Causal Inference in Marketing Analytics

This webinar will focus on the application of causal inference in marketing analytics, highlighting its role in optimizing campaigns and resource allocation. Attendees will learn about methods such as difference-in-differences and propensity score matching to measure the effectiveness of marketing interventions. The session will include case studies from the banking and retail sectors, demonstrating how causal models inform strategic decisions. Challenges related to data quality and model assumptions will be discussed, along with strategies for addressing them. The importance of collaboration between data scientists and marketing teams will be emphasized. Practical insights on leveraging causal inference to drive ROI and customer engagement will be provided.


Practical Return on AI Investment

In this session, participants will explore strategies for evaluating the return on investment (ROI) from AI initiatives. The speaker will discuss frameworks for measuring both tangible and intangible benefits, such as cost savings and improved decision-making. Case studies will illustrate how organizations assess the impact of AI on productivity and customer satisfaction. Challenges related to quantifying ROI, including data availability and attribution, will be addressed. Attendees will learn best practices for aligning AI projects with business objectives and managing risks. Practical advice on communicating the value of AI investments to stakeholders will also be shared.

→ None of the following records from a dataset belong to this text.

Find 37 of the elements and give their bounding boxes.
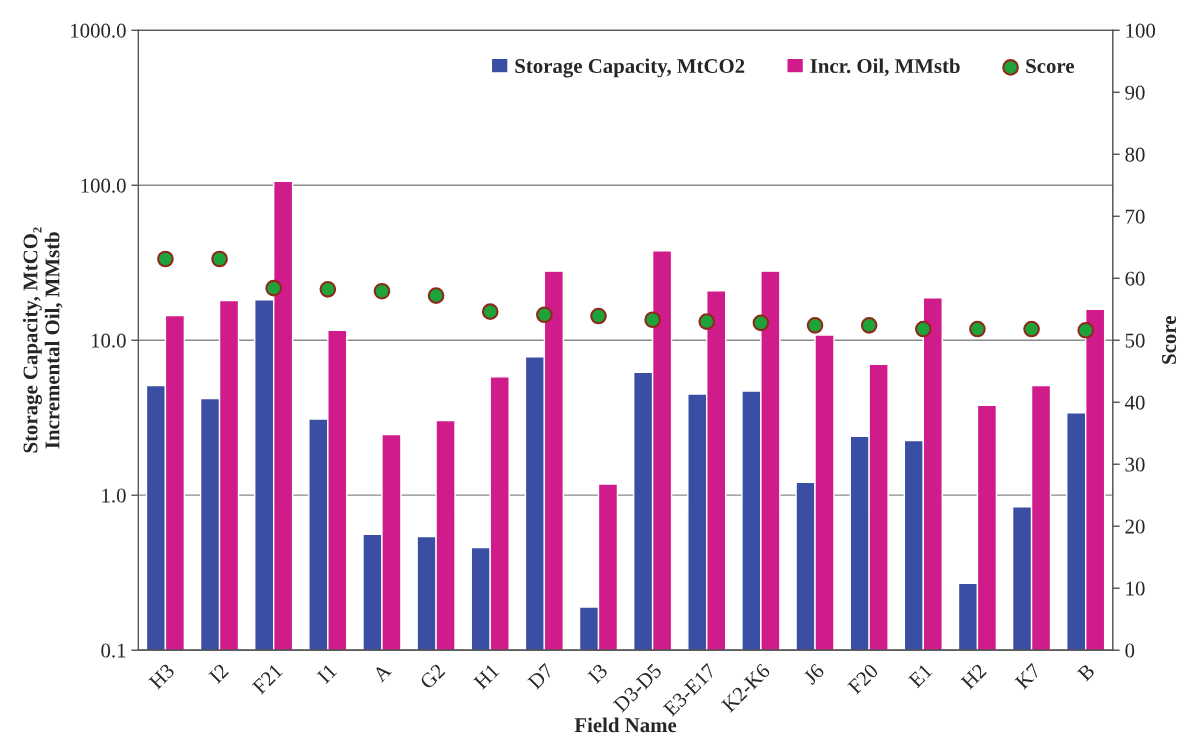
x-tick-label: K7 <box>1014 662 1042 690</box>
x-tick-label: E1 <box>907 663 933 689</box>
y-tick-label: 10.0 <box>91 333 126 348</box>
legend-label: Score <box>1026 59 1074 74</box>
y2-tick-label: 30 <box>1125 457 1145 472</box>
x-tick-label: I3 <box>587 663 609 685</box>
y2-tick-label: 10 <box>1126 581 1145 596</box>
y2-tick-label: 80 <box>1125 147 1145 162</box>
y2-tick-label: 90 <box>1125 85 1145 100</box>
y2-tick-label: 50 <box>1125 333 1145 348</box>
x-tick-label: J6 <box>802 662 825 686</box>
y2-tick-label: 20 <box>1125 519 1145 534</box>
x-tick-label: I2 <box>208 663 229 684</box>
y2-axis-title: Score <box>1162 316 1177 364</box>
x-tick-label: F21 <box>251 663 284 695</box>
y2-tick-label: 70 <box>1125 209 1145 224</box>
x-axis-title: Field Name <box>574 717 677 733</box>
y-tick-label: 100.0 <box>81 178 126 193</box>
legend-label: Storage Capacity, MtCO2 <box>515 58 745 78</box>
x-tick-label: G2 <box>419 663 446 690</box>
x-tick-label: H1 <box>473 663 500 690</box>
y2-tick-label: 0 <box>1125 643 1135 658</box>
x-tick-label: I1 <box>316 663 338 684</box>
x-tick-label: B <box>1076 663 1096 682</box>
y-tick-label: 0.1 <box>101 643 126 658</box>
y-axis-title: Storage Capacity, MtCO₂ Incremental Oil, MMstb <box>22 227 63 453</box>
x-tick-label: F20 <box>847 662 879 695</box>
y2-tick-label: 60 <box>1125 271 1145 286</box>
y2-tick-label: 40 <box>1124 395 1145 410</box>
x-tick-label: H3 <box>148 663 176 690</box>
legend-label: Incr. Oil, MMstb <box>810 58 960 77</box>
x-tick-label: A <box>371 662 393 683</box>
y-tick-label: 1.0 <box>102 488 126 503</box>
x-tick-label: D7 <box>527 662 555 690</box>
y-tick-label: 1000.0 <box>71 23 126 38</box>
y2-tick-label: 100 <box>1126 23 1156 38</box>
x-tick-label: H2 <box>960 663 987 690</box>
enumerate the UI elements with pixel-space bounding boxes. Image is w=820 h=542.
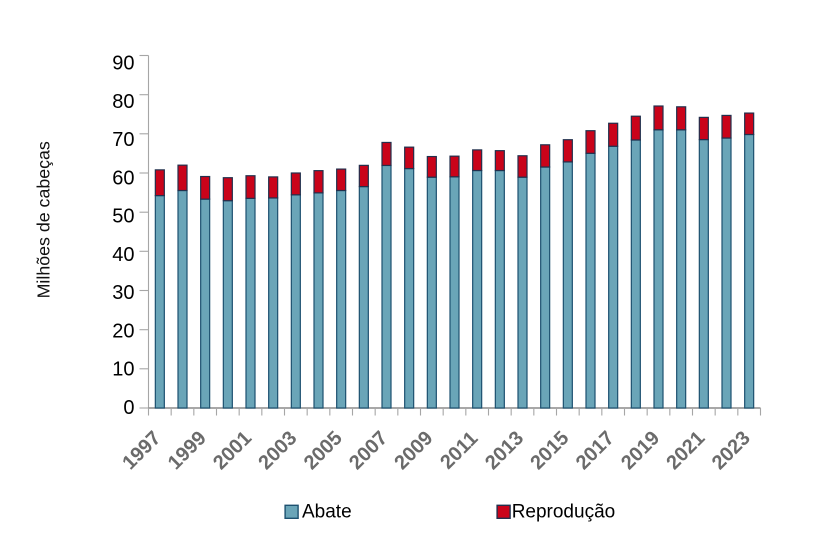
svg-text:70: 70	[112, 129, 134, 151]
svg-text:50: 50	[112, 206, 134, 228]
svg-text:90: 90	[112, 53, 134, 75]
svg-text:2007: 2007	[345, 427, 392, 474]
svg-text:2015: 2015	[526, 427, 573, 474]
svg-text:40: 40	[112, 244, 134, 266]
svg-text:2023: 2023	[708, 427, 755, 474]
svg-text:20: 20	[112, 320, 134, 342]
svg-text:2005: 2005	[300, 427, 347, 474]
svg-text:2011: 2011	[436, 427, 482, 473]
svg-text:2001: 2001	[209, 427, 256, 474]
svg-text:2017: 2017	[572, 427, 619, 474]
svg-text:30: 30	[112, 282, 134, 304]
svg-text:0: 0	[123, 397, 134, 419]
svg-text:2009: 2009	[390, 427, 437, 474]
svg-text:1999: 1999	[164, 427, 211, 474]
svg-text:Abate: Abate	[302, 501, 352, 522]
svg-text:2019: 2019	[617, 427, 664, 474]
svg-text:60: 60	[112, 167, 134, 189]
svg-text:1997: 1997	[118, 427, 165, 474]
svg-text:2021: 2021	[662, 427, 709, 474]
svg-text:Milhões de cabeças: Milhões de cabeças	[33, 141, 53, 298]
svg-text:80: 80	[112, 91, 134, 113]
svg-text:2003: 2003	[254, 427, 301, 474]
svg-text:10: 10	[112, 359, 134, 381]
svg-text:Reprodução: Reprodução	[512, 501, 616, 522]
svg-text:2013: 2013	[481, 427, 528, 474]
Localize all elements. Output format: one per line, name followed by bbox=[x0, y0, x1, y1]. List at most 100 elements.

Previous Webinars + Recordings

Veridical Data Science

Speaker: Professor Bin Yu | October 15, 2024
Abstract: The rapid advancement of AI relies heavily on the foundation of data science, yet its education significantly lags its demand in practice. The upcoming book 'Veridical Data Science: The Practice of Responsible Data Analysis and Decision Making' (Yu and Barter, MIT Press, 2024; free online at www.vdsbook.com) tackles this gap by promoting Predictability, Computability, and Stability (PCS) as core principles for trustworthy data insights. PCS for veridical data science (VDS) has been developed in the process of solving scientific data science problems. It thoroughly integrates these principles into the Data Science Life Cycle (DSLC), from problem formulation to data cleansing and to result communication, fostering a new standard for responsible data analysis. This talk explores PCS' motivations, and compare the VDS book appraoch with traditional ones. Then I will describe two PCS projects on prostate cancer detection and discovery of epistastic genetic drivers for a heart disease. I will end with on-going work for PCS uncertainty quantificaiton in regression and its comparison with conformal prediction, PCS software pacakages (v-flow, simChe), and MEIRTS guidelines for data-inspired simulations.

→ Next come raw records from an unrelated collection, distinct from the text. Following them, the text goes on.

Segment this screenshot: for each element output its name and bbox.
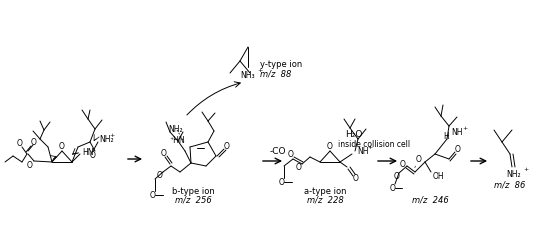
Text: O: O xyxy=(455,145,461,154)
Text: +: + xyxy=(109,133,114,138)
Text: O: O xyxy=(415,155,421,164)
Text: +: + xyxy=(524,167,528,172)
Text: O: O xyxy=(327,142,333,151)
Text: +: + xyxy=(367,145,373,150)
Text: O: O xyxy=(150,191,156,200)
Text: O: O xyxy=(27,161,33,170)
Text: NH₂: NH₂ xyxy=(507,170,521,179)
Text: b-type ion: b-type ion xyxy=(172,187,215,196)
Text: O: O xyxy=(296,163,302,172)
Text: O: O xyxy=(17,139,23,148)
Text: O: O xyxy=(90,151,96,160)
Text: H₂O: H₂O xyxy=(345,130,363,139)
Text: ⁺HN: ⁺HN xyxy=(169,136,185,145)
Text: O: O xyxy=(390,184,396,193)
Text: NH: NH xyxy=(451,128,462,137)
Text: HN: HN xyxy=(82,148,94,157)
Text: m/z  256: m/z 256 xyxy=(175,195,211,204)
Text: +: + xyxy=(462,125,468,130)
Text: y-type ion: y-type ion xyxy=(260,60,302,69)
Text: O: O xyxy=(400,160,406,169)
Text: ,: , xyxy=(414,160,416,169)
Text: OH: OH xyxy=(433,172,444,181)
Text: +: + xyxy=(257,68,263,73)
Text: NH₂: NH₂ xyxy=(99,135,114,144)
Text: NH: NH xyxy=(357,147,369,156)
Text: O: O xyxy=(353,174,359,183)
Text: O: O xyxy=(394,172,400,181)
Text: O: O xyxy=(161,149,167,158)
Text: inside collision cell: inside collision cell xyxy=(338,140,410,149)
Text: O: O xyxy=(157,171,163,180)
Text: m/z  246: m/z 246 xyxy=(411,195,448,204)
Text: NH₃: NH₃ xyxy=(241,71,255,80)
Text: m/z  88: m/z 88 xyxy=(260,69,292,78)
Text: O: O xyxy=(279,178,285,187)
Text: H: H xyxy=(443,132,449,141)
Text: m/z  228: m/z 228 xyxy=(307,195,344,204)
Text: O: O xyxy=(59,142,65,151)
Text: m/z  86: m/z 86 xyxy=(494,180,526,189)
Text: NH₂: NH₂ xyxy=(168,125,183,134)
Text: O: O xyxy=(288,150,294,159)
Text: O: O xyxy=(31,138,37,147)
Text: a-type ion: a-type ion xyxy=(304,187,346,196)
Text: -CO: -CO xyxy=(270,147,286,156)
Text: O: O xyxy=(224,142,230,151)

Random Forests: Why They Work and Why That’s a Problem

Speaker: Lucas Mentch | November 19, 2024
Abstract: Random forests remain among the most popular off-the-shelf supervised machine learning tools with a well-established track record of predictive accuracy in both regression and classification settings.  Despite their empirical success, a full and satisfying explanation for their success has yet to be put forth. In this talk, we will show that the additional randomness injected into individual trees serves as a form of implicit regularization, making random forests an ideal model in low signal-to-noise ratio (SNR) settings. From a model-complexity perspective, this means that the mtry parameter in random forests serves much the same purpose as the shrinkage penalty in explicit regularization procedures like the lasso.  Realizing this, we demonstrate that alternative forms of randomness can provide similarly beneficial stabilization.  In particular, we show that augmenting the feature space with additional features consisting of only random noise can substantially improve the predictive accuracy of the model.  This surprising fact has been largely overlooked within the statistics community, but has crucial implications for thinking about how best to define and measure variable importance.  Numerous demonstrations on both real and synthetic data are provided.